The present invention relates to systems for optically measuring biological parameters, such as glucose concentration for example.
There has been substantial activity in the field of optical measurement of biological analytes. One approach is to make such measurements using noninvasive optical systems that direct an optical signal against the skin of a person and measure optical characteristics of reflected, transmitted or scattered light. Messerschmidt U.S. Pat. No. 5,823,951, Mendelson U.S. Pat. No. 5,277,181, Clarke U.S. Pat. No. 5,222,495, and Yamaguchi U.S. Pat. No. 5,127,406 are examples of such noninvasive measurement systems. A recurring problem with this approach is that the skin of the person absorbs, scatters and otherwise affects optical signals to a substantial degree, thereby interfering with the desired measurement. Interference of this type can vary substantially from person to person, and such variations can make it difficult or impossible to achieve high accuracy noninvasive optical measurements.
In principle, it would be possible to implant an entire optical measuring system, thereby eliminating adverse effects of the skin on the optical measurement. See Van Heuvelen U.S. Pat. No. 4,704,029. However, such an implantable system would require power for operation which would represent yet another disadvantage.
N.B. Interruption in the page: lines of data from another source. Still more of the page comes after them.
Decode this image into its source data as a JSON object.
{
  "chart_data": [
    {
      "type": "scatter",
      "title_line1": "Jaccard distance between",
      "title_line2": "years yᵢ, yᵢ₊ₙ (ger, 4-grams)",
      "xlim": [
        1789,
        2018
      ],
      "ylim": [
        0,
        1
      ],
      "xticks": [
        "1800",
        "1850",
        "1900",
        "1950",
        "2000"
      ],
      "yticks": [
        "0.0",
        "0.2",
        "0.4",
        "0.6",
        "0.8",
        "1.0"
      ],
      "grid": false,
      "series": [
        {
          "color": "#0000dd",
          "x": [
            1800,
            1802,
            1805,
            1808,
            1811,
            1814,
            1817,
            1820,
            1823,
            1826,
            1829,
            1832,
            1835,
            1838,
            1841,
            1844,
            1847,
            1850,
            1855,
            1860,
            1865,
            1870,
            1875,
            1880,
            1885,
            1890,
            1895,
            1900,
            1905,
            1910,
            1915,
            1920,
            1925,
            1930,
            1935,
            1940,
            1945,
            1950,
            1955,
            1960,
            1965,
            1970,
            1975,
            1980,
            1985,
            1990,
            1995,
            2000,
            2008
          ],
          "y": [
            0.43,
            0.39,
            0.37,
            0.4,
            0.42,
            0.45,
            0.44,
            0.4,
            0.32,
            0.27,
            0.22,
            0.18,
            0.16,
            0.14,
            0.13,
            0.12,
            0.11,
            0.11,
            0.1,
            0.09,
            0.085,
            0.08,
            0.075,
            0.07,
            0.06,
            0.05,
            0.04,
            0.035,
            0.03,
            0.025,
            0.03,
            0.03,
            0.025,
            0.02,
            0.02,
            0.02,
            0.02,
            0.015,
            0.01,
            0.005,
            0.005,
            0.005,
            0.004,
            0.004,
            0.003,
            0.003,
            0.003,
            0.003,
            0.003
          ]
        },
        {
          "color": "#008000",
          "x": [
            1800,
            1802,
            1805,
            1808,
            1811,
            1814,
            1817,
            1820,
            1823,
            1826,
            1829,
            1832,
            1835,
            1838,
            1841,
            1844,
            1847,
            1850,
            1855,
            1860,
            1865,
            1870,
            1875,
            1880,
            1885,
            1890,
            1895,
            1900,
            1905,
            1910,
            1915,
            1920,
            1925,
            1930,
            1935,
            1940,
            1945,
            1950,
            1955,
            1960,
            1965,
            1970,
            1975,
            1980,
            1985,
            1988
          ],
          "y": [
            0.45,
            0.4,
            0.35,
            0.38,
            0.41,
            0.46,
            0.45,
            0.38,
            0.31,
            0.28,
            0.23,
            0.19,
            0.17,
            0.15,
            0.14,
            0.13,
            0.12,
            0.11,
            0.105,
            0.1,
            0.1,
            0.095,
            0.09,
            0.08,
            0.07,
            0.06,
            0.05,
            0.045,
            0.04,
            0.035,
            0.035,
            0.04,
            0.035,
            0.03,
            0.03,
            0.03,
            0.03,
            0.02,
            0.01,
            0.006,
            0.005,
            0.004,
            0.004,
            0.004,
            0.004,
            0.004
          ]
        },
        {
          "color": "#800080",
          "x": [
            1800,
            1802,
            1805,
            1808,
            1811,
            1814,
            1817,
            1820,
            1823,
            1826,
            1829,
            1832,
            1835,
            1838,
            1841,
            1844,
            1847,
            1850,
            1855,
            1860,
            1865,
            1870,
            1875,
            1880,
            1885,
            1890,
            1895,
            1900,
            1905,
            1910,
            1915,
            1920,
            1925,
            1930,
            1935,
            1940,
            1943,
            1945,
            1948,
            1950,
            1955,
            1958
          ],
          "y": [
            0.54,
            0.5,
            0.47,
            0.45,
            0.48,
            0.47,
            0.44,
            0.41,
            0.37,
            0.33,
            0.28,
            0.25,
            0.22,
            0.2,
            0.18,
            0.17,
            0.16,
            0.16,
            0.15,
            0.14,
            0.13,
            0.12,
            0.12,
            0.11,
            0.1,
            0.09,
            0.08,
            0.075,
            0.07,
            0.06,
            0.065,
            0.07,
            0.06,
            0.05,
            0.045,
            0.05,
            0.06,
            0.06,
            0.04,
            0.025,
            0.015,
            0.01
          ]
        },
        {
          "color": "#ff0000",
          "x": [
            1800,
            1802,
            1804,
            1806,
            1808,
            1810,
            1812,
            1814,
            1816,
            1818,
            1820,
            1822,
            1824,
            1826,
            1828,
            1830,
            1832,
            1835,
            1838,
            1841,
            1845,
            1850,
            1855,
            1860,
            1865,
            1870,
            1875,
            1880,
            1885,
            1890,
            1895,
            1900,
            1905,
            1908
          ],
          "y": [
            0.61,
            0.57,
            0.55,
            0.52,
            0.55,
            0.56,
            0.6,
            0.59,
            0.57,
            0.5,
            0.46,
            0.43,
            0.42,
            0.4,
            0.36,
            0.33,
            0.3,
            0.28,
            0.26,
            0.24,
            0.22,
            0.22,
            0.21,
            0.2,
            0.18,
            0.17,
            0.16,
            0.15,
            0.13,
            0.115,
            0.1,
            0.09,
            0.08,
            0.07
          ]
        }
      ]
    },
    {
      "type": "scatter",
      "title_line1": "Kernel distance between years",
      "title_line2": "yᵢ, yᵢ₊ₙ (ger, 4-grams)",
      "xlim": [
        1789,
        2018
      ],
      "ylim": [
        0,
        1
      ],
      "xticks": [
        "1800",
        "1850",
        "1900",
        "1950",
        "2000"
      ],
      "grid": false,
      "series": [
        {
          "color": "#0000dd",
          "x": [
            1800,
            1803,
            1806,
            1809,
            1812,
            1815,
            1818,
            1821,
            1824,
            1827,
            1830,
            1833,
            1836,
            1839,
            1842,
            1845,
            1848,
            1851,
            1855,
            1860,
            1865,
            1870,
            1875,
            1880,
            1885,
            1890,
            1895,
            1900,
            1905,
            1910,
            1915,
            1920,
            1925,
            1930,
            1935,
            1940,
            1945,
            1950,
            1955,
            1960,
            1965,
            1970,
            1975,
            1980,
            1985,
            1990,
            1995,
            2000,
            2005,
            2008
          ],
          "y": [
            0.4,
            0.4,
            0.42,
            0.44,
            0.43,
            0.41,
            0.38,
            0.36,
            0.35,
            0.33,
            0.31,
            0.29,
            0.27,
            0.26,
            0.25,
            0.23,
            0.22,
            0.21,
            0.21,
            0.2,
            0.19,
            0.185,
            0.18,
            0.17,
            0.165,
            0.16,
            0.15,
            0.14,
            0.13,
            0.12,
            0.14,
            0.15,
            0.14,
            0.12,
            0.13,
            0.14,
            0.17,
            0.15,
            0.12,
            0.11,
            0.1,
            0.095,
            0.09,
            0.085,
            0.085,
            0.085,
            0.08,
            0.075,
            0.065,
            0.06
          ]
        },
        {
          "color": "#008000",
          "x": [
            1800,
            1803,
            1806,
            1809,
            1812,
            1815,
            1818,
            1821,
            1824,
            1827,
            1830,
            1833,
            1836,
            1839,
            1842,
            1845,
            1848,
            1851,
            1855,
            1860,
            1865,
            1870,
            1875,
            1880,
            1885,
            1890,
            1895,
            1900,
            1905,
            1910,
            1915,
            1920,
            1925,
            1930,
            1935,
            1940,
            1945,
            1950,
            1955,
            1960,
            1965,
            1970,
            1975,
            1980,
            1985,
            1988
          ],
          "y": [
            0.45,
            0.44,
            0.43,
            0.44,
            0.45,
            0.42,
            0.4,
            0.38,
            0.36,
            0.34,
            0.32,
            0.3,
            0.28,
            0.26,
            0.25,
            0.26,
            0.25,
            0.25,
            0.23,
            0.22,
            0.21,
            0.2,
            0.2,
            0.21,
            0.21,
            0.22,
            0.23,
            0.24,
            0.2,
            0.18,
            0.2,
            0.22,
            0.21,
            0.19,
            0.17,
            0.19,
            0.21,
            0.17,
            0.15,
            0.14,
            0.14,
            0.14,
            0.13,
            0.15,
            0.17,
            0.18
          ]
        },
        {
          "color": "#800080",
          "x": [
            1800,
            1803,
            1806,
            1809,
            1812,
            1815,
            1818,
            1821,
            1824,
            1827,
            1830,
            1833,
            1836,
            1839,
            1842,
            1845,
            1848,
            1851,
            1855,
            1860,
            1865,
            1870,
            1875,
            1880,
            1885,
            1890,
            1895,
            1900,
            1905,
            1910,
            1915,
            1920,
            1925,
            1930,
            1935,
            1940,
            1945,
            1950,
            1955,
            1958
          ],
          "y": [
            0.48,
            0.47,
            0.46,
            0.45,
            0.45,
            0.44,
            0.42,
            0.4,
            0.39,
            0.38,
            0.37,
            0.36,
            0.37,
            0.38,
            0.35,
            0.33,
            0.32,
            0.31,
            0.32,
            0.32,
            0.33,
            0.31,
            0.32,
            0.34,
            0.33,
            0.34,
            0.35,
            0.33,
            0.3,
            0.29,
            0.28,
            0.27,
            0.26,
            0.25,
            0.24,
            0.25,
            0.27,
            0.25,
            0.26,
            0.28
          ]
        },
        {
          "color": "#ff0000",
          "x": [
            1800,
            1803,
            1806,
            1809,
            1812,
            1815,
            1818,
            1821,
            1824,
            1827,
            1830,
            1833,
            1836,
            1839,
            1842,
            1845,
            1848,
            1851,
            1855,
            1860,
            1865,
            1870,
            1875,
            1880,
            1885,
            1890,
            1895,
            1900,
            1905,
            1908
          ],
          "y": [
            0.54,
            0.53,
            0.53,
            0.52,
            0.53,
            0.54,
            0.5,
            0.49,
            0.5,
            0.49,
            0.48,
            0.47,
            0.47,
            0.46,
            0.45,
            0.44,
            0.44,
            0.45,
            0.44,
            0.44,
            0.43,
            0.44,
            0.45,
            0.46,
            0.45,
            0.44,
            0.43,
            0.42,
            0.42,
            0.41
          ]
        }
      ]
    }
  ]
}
Various approaches have been suggested for combining an external optical source and sensor with an implantable optical system. See, for example, Rao U.S. Pat. No. 5,628,310, Palti U.S. Pat. No. 5,368,028, and Slate U.S. Pat. No. 5,605,152. The system described in the Slate patent overcomes the problem of skin interference by using a fiber optic cable to interconnect the internal and external portions of the system. The devices disclosed in the Rau and PaIti patents suffer from the disadvantage that variations in the optical characteristics of the skin can adversely effect the optical measurement.
Thus, a need presently exists for an improved implantable optical system that reduces or eliminates measurement problems associated with variations in the optical characteristics of the skin.